Depuis, Charles Gref a agi comme ambassadeur de BMW Motorrad Canada dans les salons et autres événements. L’école de perfectionnement Sécurité Active est restée avec le groupe Moto Gabriel. Charles a terminé en 2018 avec l’école, mais il y a beaucoup à faire en matière de formation et d’événement au Canada. Il peut donner des cours individuels ou collectifs dès que le fameux virus aura perdu de son intensité
Charles Gref propose également son expérience à d’autres concessionnaires en tant que consultant.

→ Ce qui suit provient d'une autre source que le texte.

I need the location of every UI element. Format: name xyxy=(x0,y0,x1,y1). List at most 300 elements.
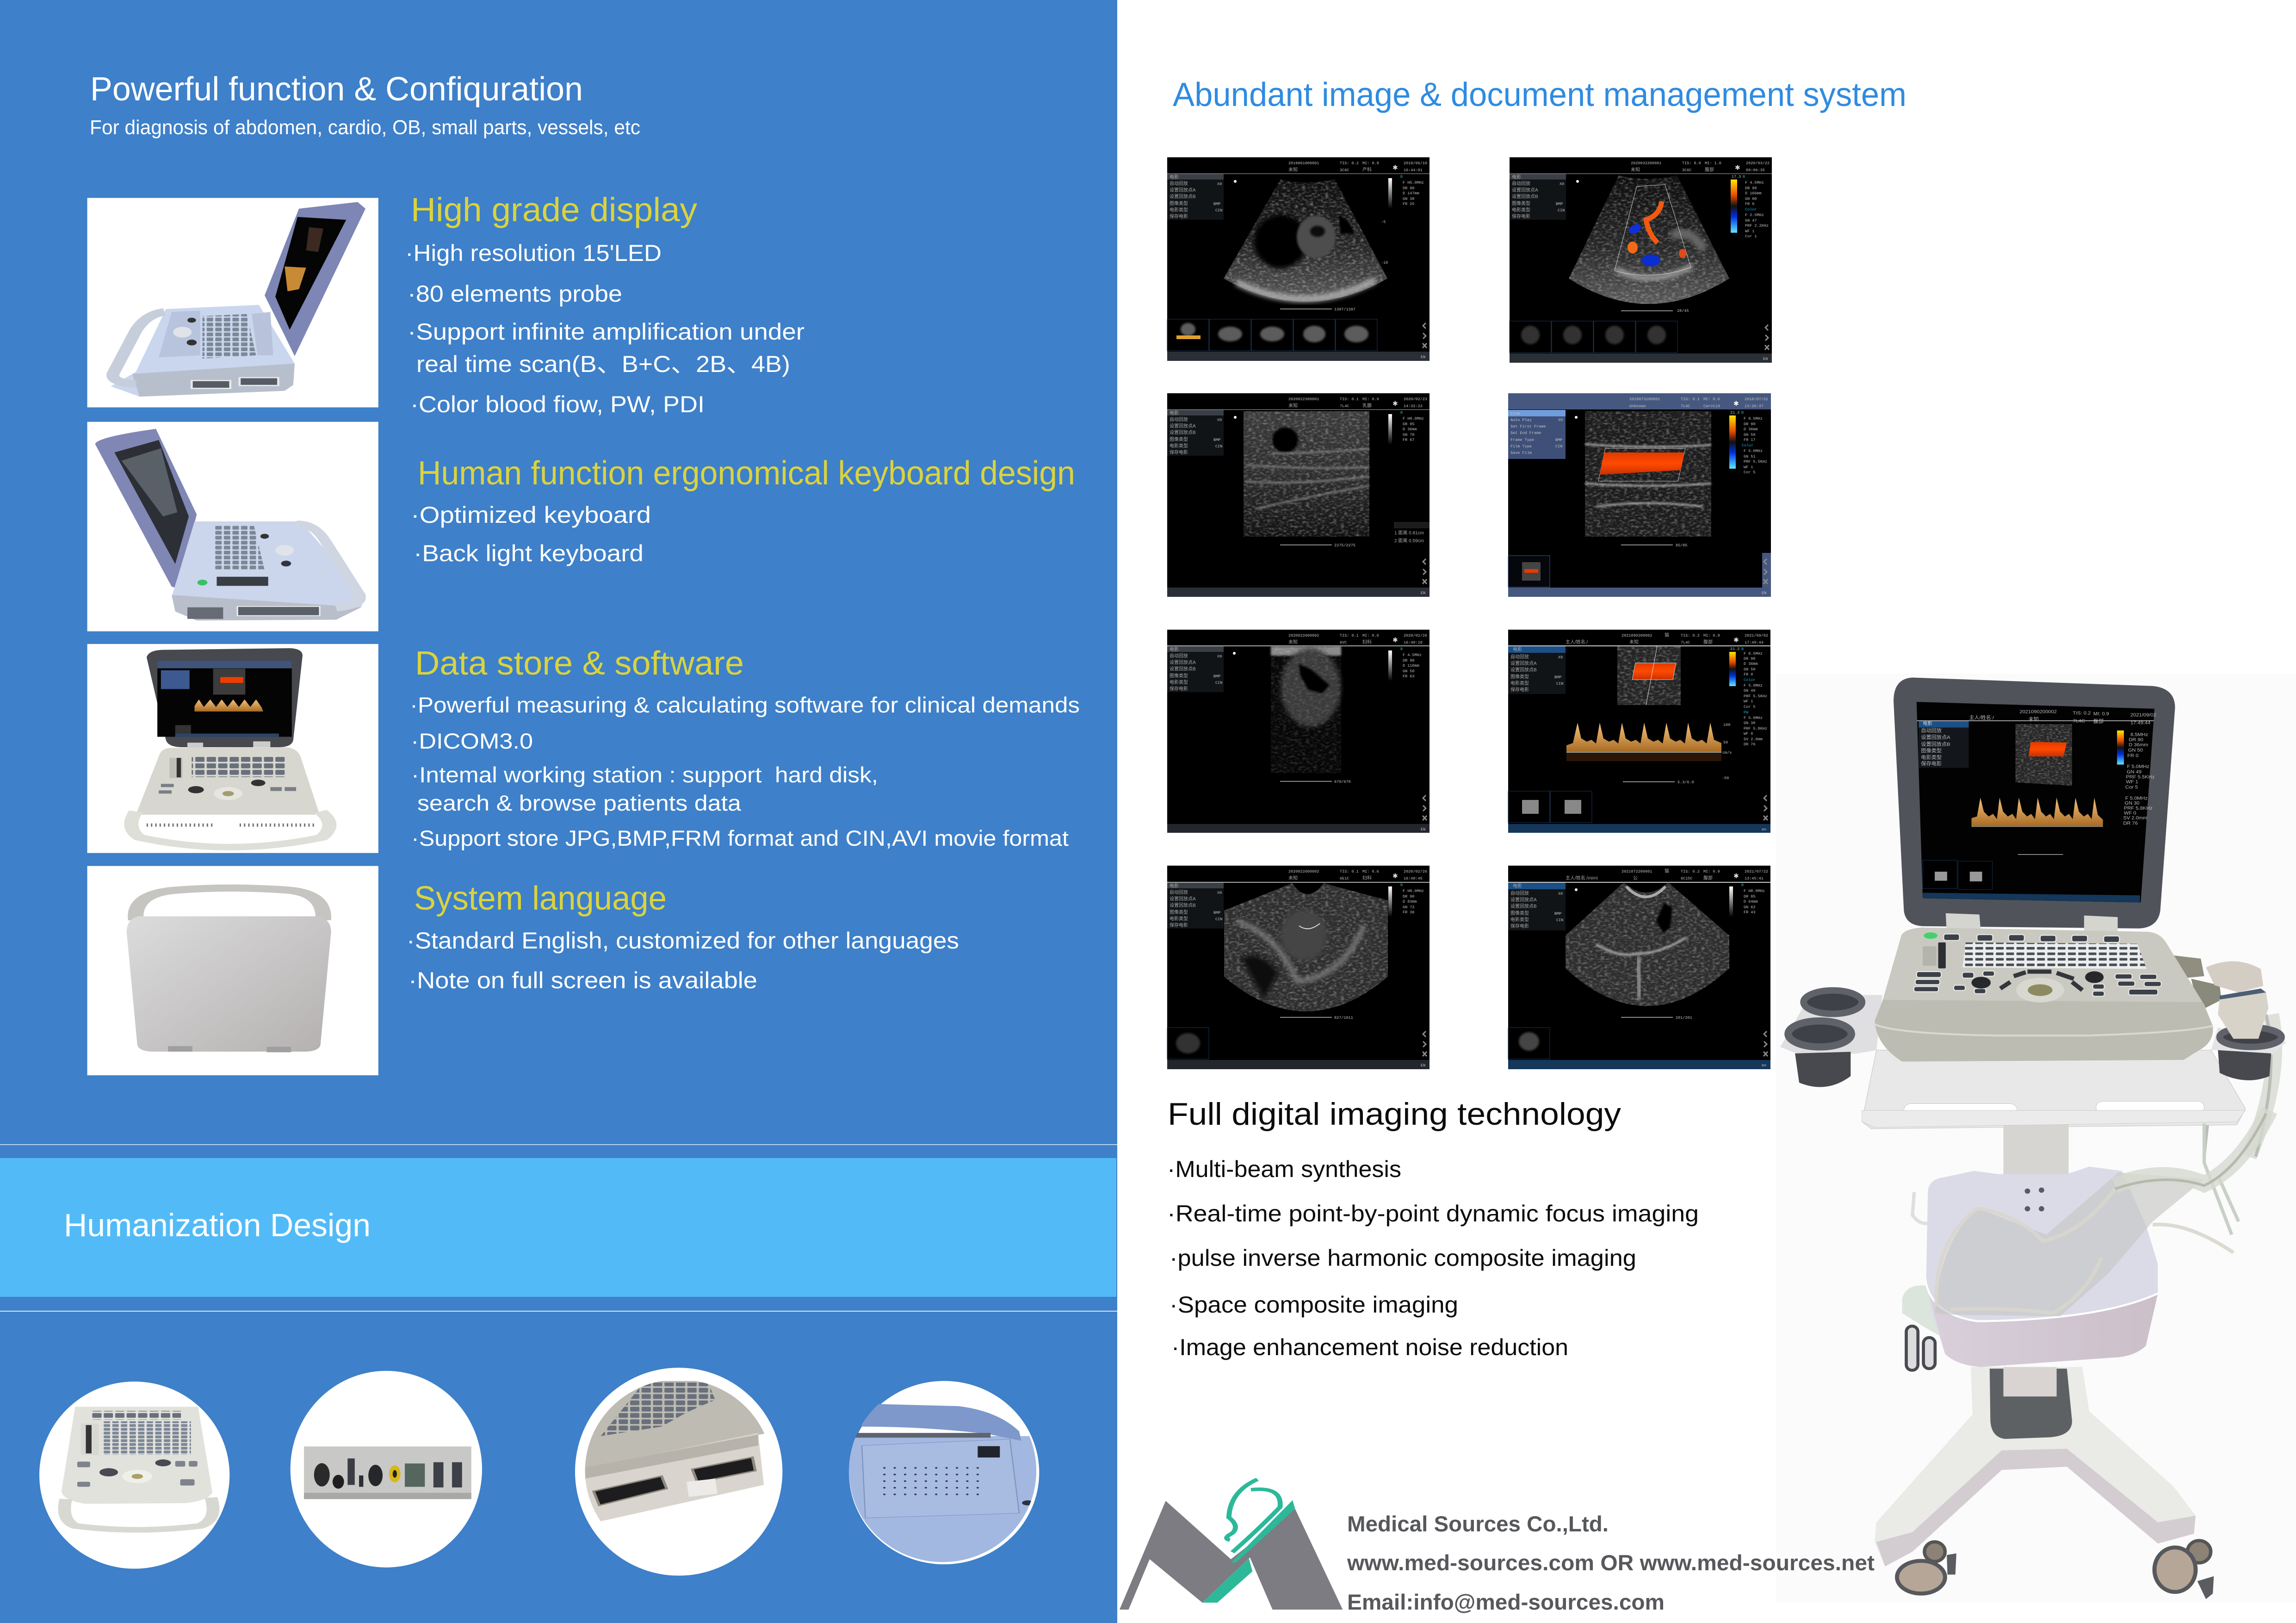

Pour qu’un commerce de moto fonctionne, il faut passer beaucoup d’heures, et organiser des événements, aider les clubs. Nous sommes à l’origine du lancement du HOG et du BMW Club de Montréal, par exemple, sans parler des nouvelles techniques de vente sur internet.
Pour finir cette entrevue, Charles Gref insiste sur l’importance de la formation moto, route et hors route. Il rappelle que le trial est aussi une très bonne base pour apprendre les fondamentaux de l’équilibre et de la position en moto. Plusieurs clients abandonnent la moto puis reviennent aux deux-roues. Il est important de suivre un cours au retour. Combien de personnes ne connaissent pas le contrebraquage, le freinage d’urgence?
Un jour, un ancien élève lui a écrit : Le cours que j’ai suivi m’a sauvé la vie.
Autant que la centaine d’emplois qu’il a créés, les résultats financiers, la satisfaction des clients fidèles, la certitude d’avoir sauvé des vies par la formation est une des grandes récompenses de la vie professionnelle et associative de Charles Gref.